Seine Kommilitonen wählten Chesky dafür aus, 2004 die Abschlussrede zu halten. In einem Video der Rede sieht man, wie er zu Michael Jacksons „Billie Jean“ auf die Bühne stürmt. Voller Charisma und Selbstvertrauen streift er seine Robe ab. Darunter kommt ein weißes Sportjackett inklusive passendem Schlips zum Vorschein. Er macht einige Tanzschritte und lässt die Muskeln spielen. Dann bringt er sein Publikum die nächsten zwölf Minuten lang zum Lachen: „Eltern, ihr solltet wissen, dass es viel besser ist, in uns zu investieren als in irgendeine Aktie an der Börse“, sagt er vorausschauend. „Okay, stimmt schon: Ihr habt 140.000 Dollar dafür ausgegeben, dass wir mit Jell-O malen und uns in Knetmasse wälzen konnten. Aber wichtiger noch ist, dass wir Inspiration brauchten und dass wir hier an der RISD jede Menge davon gefunden haben.“

Bevor Chesky die Stadt verließ, um nach Niskayuna zurückzukehren, lud ihn Gebbia auf eine Pizza ein und verriet ihm, wie er die Zukunft sah: Eines Tages würden die beiden gemeinsam ein Unternehmen gründen und jemand würde ein Buch darüber schreiben. „Ich erkannte diese Gabe, die er hat; die Gabe, Menschen für etwas zu begeistern“, sagt Gebbia. „Hätte ich ihm nicht gesagt, was ich fühle, hätte ich mich unvollständig gefühlt.“

Nach dem Abschluss lebte Chesky einige Monate bei seinen Eltern, dann brach er die Zelte ab und zog nach Los Angeles. Dort kam er bei einigen ehemaligen Kommilitonen in einem Appartement in Hollywood unter, inmitten der Touristenströme und der kostümierten Schnorrer, nur wenige Blöcke von Grauman’s Chinese Theatre entfernt. Seine Eltern – immer noch die Fürsorge in Person – kauften von einem Händler in Los Angeles einen Honda Civic und ließen den Wagen zum Flughafen von Los Angeles bringen, wo er auf Chesky wartete.

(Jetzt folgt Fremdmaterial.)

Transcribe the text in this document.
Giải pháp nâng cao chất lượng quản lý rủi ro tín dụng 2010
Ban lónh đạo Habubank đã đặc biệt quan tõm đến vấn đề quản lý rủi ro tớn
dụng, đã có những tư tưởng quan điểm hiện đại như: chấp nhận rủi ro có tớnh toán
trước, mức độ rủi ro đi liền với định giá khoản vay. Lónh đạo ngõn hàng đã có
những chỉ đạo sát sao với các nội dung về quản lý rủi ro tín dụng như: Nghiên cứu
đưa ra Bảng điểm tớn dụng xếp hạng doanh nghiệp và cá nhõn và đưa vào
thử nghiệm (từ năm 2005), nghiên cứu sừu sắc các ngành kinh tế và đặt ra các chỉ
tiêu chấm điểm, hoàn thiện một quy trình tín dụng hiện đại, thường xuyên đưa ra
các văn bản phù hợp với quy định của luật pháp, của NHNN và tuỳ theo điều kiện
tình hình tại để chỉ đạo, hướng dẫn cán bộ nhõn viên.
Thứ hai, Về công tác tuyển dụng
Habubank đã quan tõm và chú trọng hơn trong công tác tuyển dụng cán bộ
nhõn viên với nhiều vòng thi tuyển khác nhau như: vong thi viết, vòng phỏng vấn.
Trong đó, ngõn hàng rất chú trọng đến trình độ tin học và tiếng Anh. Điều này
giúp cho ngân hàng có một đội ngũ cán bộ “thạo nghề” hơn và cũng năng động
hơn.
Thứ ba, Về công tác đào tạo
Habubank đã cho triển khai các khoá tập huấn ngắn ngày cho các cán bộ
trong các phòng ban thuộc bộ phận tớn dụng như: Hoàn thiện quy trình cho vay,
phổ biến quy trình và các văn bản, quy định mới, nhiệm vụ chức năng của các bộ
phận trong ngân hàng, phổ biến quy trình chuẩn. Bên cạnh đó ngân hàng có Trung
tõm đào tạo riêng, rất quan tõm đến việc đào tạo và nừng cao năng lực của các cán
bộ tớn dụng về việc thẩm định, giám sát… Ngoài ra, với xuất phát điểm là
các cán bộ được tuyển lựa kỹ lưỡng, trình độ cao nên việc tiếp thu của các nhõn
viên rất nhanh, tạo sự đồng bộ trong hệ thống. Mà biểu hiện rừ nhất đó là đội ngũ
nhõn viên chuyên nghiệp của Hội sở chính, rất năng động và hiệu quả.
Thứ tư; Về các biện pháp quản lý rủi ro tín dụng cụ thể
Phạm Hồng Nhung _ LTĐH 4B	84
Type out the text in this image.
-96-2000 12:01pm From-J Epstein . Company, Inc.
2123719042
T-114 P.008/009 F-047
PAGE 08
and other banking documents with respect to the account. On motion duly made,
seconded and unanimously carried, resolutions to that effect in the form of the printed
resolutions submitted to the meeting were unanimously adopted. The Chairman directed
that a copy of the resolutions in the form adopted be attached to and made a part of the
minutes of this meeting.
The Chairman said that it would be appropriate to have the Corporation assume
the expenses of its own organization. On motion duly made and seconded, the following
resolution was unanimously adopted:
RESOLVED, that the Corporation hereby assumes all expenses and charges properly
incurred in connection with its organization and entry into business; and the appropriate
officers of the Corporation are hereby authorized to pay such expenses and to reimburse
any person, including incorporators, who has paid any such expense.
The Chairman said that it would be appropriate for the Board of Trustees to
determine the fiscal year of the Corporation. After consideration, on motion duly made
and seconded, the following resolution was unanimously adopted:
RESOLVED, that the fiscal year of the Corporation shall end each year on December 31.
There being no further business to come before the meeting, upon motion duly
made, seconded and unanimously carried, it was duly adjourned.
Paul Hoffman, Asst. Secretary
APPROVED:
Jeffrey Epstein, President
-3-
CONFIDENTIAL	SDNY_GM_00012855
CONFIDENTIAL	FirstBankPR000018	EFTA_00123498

Er lebte seine Uni-Träume aus: Er hatte einen echten Job, verdiente 40.000 Dollar im Jahr als Designer für das Beratungsunternehmen 3DID in Marina del Rey. Er arbeitete an Spielzeug für Mattel, an Gitarren für Henman, an medizinischen Geräten, an Schuhen, Hundespielzeug und Handtaschen.

„Als Designer an einer Schule – und vor allem als Industriedesigner – hat man einen großen Traum: Man will irgendein Produkt in die Läden bringen“, sagt Chesky.

Aber der erste Job erfüllte niemals so recht seine Erwartungen. Jeden Tag pendelte er erst 90 Minuten in die eine, dann 90 Minuten in die andere Richtung, immer über das Nadelöhr der I-405. Von den Projekten, an denen er arbeitete, schaffte es der Großteil niemals in die Läden. Und wenn doch, dann endeten die Dinge früher oder später auf Mülldeponien.